La pratique du swap est souvent l’apanage des préparateurs, mais parfois elle est de l’initiative des constructeurs. C’est le cas du concept V12 Vantage RS, présenté en 2007 par Aston Martin. Il s’agit d’une V8 Vantage, modèle le plus petit de la gamme (moins de 4,40 m), dont le 8 cylindres cède la place à un V12 6.0 de plus de 600 ch. Deux ans plus tard, la marque franchit le pas et commercialise cet engin à part. La V12 Vantage de série reçoit tel quel le V12 5.9 de 517 ch et 58 mkg de la DBS. Un bloc rentré au chausse-pied dans l’élégante Britannique mais, étonnamment, aucune adaptation majeure n’a été nécessaire.
Pour évacuer efficacement les calories, le capot désormais bombé est percé de multiples aérations. Les jupes latérales deviennent plus saillantes, une lame carbone apparaît à l’avant, et le becquet de coffre est allongé afin d’apporter plus d’appui. Pour ne pas dégrader l’aérodynamique, la caisse est abaissée de 15 mm. Avec la greffe d’un si gros coeur, apportant une charge supplémentaire de 100 kg, on aurait pu penser que la répartition des masses serait déséquilibrée. Mais grâce à l’implantation reculée du bloc et au rejet de la boîte mécanique sur le train arrière selon le schéma transaxle, la répartition du poids avant/arrière est de 51/49 %, contre 49/51 % pour la V8 Vantage. La petite Aston affiche ainsi un comportement remarquablement équilibré. Si la direction se montre un peu lourde compte tenu du monument mécanique qui appuie sur le train avant, il n’existe pas l’ombre d’un sous-virage et le nez ne manque jamais la corde, tandis que l’arrière se place gentiment.
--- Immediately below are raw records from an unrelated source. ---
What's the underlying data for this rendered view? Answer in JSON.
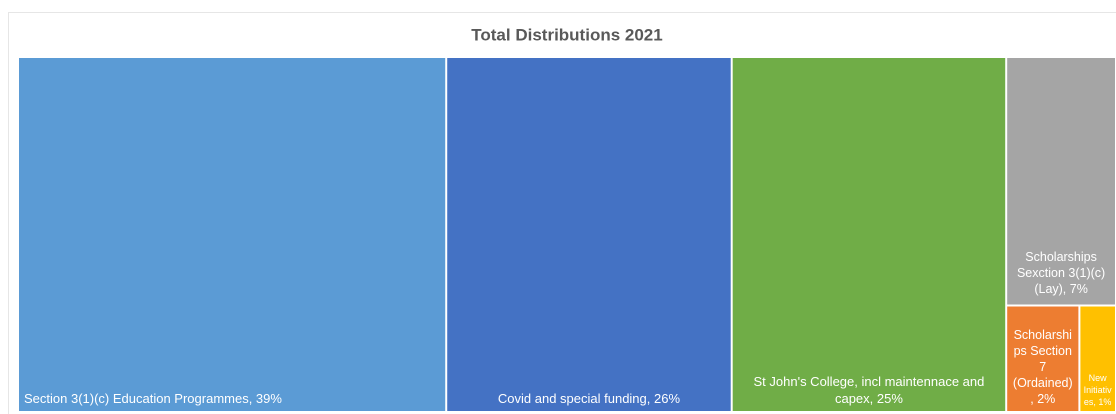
{
  "chart_data": {
    "type": "treemap",
    "title": "Total Distributions 2021",
    "categories": [
      "Section 3(1)(c) Education Programmes, 39%",
      "Covid and special funding, 26%",
      "St John's College, incl maintennace and capex, 25%",
      "Scholarships Sexction 3(1)(c) (Lay), 7%",
      "Scholarships Section 7 (Ordained), 2%",
      "New Initiatives, 1%"
    ],
    "values": [
      39,
      26,
      25,
      7,
      2,
      1
    ],
    "colors": [
      "#5b9bd5",
      "#4472c4",
      "#70ad47",
      "#a5a5a5",
      "#ed7d31",
      "#ffc000"
    ]
  }
}
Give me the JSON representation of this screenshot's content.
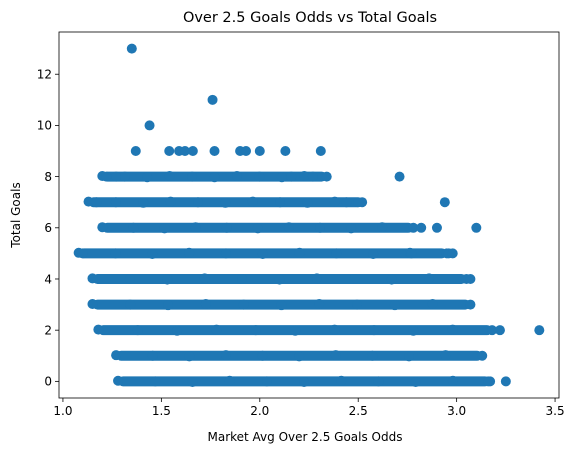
{
  "chart_data": {
    "type": "scatter",
    "title": "Over 2.5 Goals Odds vs Total Goals",
    "xlabel": "Market Avg Over 2.5 Goals Odds",
    "ylabel": "Total Goals",
    "xlim": [
      0.98,
      3.52
    ],
    "ylim": [
      -0.65,
      13.65
    ],
    "xticks": [
      1.0,
      1.5,
      2.0,
      2.5,
      3.0,
      3.5
    ],
    "xtick_labels": [
      "1.0",
      "1.5",
      "2.0",
      "2.5",
      "3.0",
      "3.5"
    ],
    "yticks": [
      0,
      2,
      4,
      6,
      8,
      10,
      12
    ],
    "ytick_labels": [
      "0",
      "2",
      "4",
      "6",
      "8",
      "10",
      "12"
    ],
    "grid": false,
    "color": "#1f77b4",
    "dense_bands": [
      {
        "y": 0,
        "x_min": 1.28,
        "x_max": 3.17
      },
      {
        "y": 1,
        "x_min": 1.27,
        "x_max": 3.13
      },
      {
        "y": 2,
        "x_min": 1.18,
        "x_max": 3.18
      },
      {
        "y": 3,
        "x_min": 1.15,
        "x_max": 3.07
      },
      {
        "y": 4,
        "x_min": 1.15,
        "x_max": 3.05
      },
      {
        "y": 5,
        "x_min": 1.08,
        "x_max": 2.95
      },
      {
        "y": 6,
        "x_min": 1.2,
        "x_max": 2.78
      },
      {
        "y": 7,
        "x_min": 1.13,
        "x_max": 2.52
      },
      {
        "y": 8,
        "x_min": 1.2,
        "x_max": 2.34
      }
    ],
    "points": [
      {
        "x": 1.35,
        "y": 13
      },
      {
        "x": 1.76,
        "y": 11
      },
      {
        "x": 1.44,
        "y": 10
      },
      {
        "x": 1.37,
        "y": 9
      },
      {
        "x": 1.54,
        "y": 9
      },
      {
        "x": 1.59,
        "y": 9
      },
      {
        "x": 1.62,
        "y": 9
      },
      {
        "x": 1.66,
        "y": 9
      },
      {
        "x": 1.77,
        "y": 9
      },
      {
        "x": 1.9,
        "y": 9
      },
      {
        "x": 1.93,
        "y": 9
      },
      {
        "x": 2.0,
        "y": 9
      },
      {
        "x": 2.13,
        "y": 9
      },
      {
        "x": 2.31,
        "y": 9
      },
      {
        "x": 2.71,
        "y": 8
      },
      {
        "x": 2.94,
        "y": 7
      },
      {
        "x": 2.44,
        "y": 7
      },
      {
        "x": 2.5,
        "y": 7
      },
      {
        "x": 2.82,
        "y": 6
      },
      {
        "x": 2.9,
        "y": 6
      },
      {
        "x": 3.1,
        "y": 6
      },
      {
        "x": 2.96,
        "y": 5
      },
      {
        "x": 2.98,
        "y": 5
      },
      {
        "x": 2.77,
        "y": 5
      },
      {
        "x": 3.07,
        "y": 4
      },
      {
        "x": 3.42,
        "y": 2
      },
      {
        "x": 3.22,
        "y": 2
      },
      {
        "x": 3.25,
        "y": 0
      },
      {
        "x": 3.16,
        "y": 0
      },
      {
        "x": 1.1,
        "y": 5
      },
      {
        "x": 1.17,
        "y": 7
      },
      {
        "x": 1.22,
        "y": 8
      },
      {
        "x": 1.27,
        "y": 8
      },
      {
        "x": 2.16,
        "y": 8
      },
      {
        "x": 2.27,
        "y": 8
      }
    ]
  }
}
Ce comportement exceptionnel est le fruit du gros travail des ingénieurs sur les trains roulants. Outre l’abaissement, les ressorts sont affermis de 45 % et le diamètre des barres antiroulis est majoré de 15 % à l’avant et de 75 % à l’arrière. L’amortissement avoue cependant ses limites sur routes bosselées, où l’auto rebondit plus qu’elle ne filtre.
Brutale
Pour en revenir au comportement, celui-ci est également conditionné par les semi-slicks à gomme tendre Pirelli PZero Corsa dont le grip est phénoménal. Revers de la médaille, les réactions sont brutales lorsque l’on outrepasse les limites, et l’autobloquant mécanique costaud accentue le phénomène. Ce tempérament revêche fait tout le charme de l’engin, qui sait tout de même se montrer docile en conduite coulée.
Si le châssis est bluffant, la poussée n’est pas aussi franche qu’attendue (similaire à celle de la DBS), et les performances sont relativement décevantes, avec un 1 000 m D.A. en 22’’5 (une 911 GT3 parcourt la même distance en 21’’2) et une Vmax de 305 km/h. En cause notamment un poids conséquent de 1 680 kg (seulement 15 kg de moins que la DBS qui est 34 cm plus longue). On aurait souhaité qu’Aston aille jusqu’au bout du délire en faisait subir un allégement drastique à sa GT, mais l’habitacle est toujours aussi cosy. Seule une cinquantaine de kilos a été grappillée grâce aux freins carbone-céramique très efficaces et endurants (– 12,5 kg), aux jantes forgées (– 5 kg), aux baquets en carbone optionnels (– 17 kg) et aux passages de roues arrière allégés. Autres sujets de (légère) frustration, le manque de rage de la mécanique, qui ne déclenche pas le très grand frisson que l’on pourrait imaginer, et la commande de boîte perfectible. Malgré ces petits désagréments, la V12 Vantage est sans doute l’une des Aston les plus sportives et les plus abouties. Un vrai collector.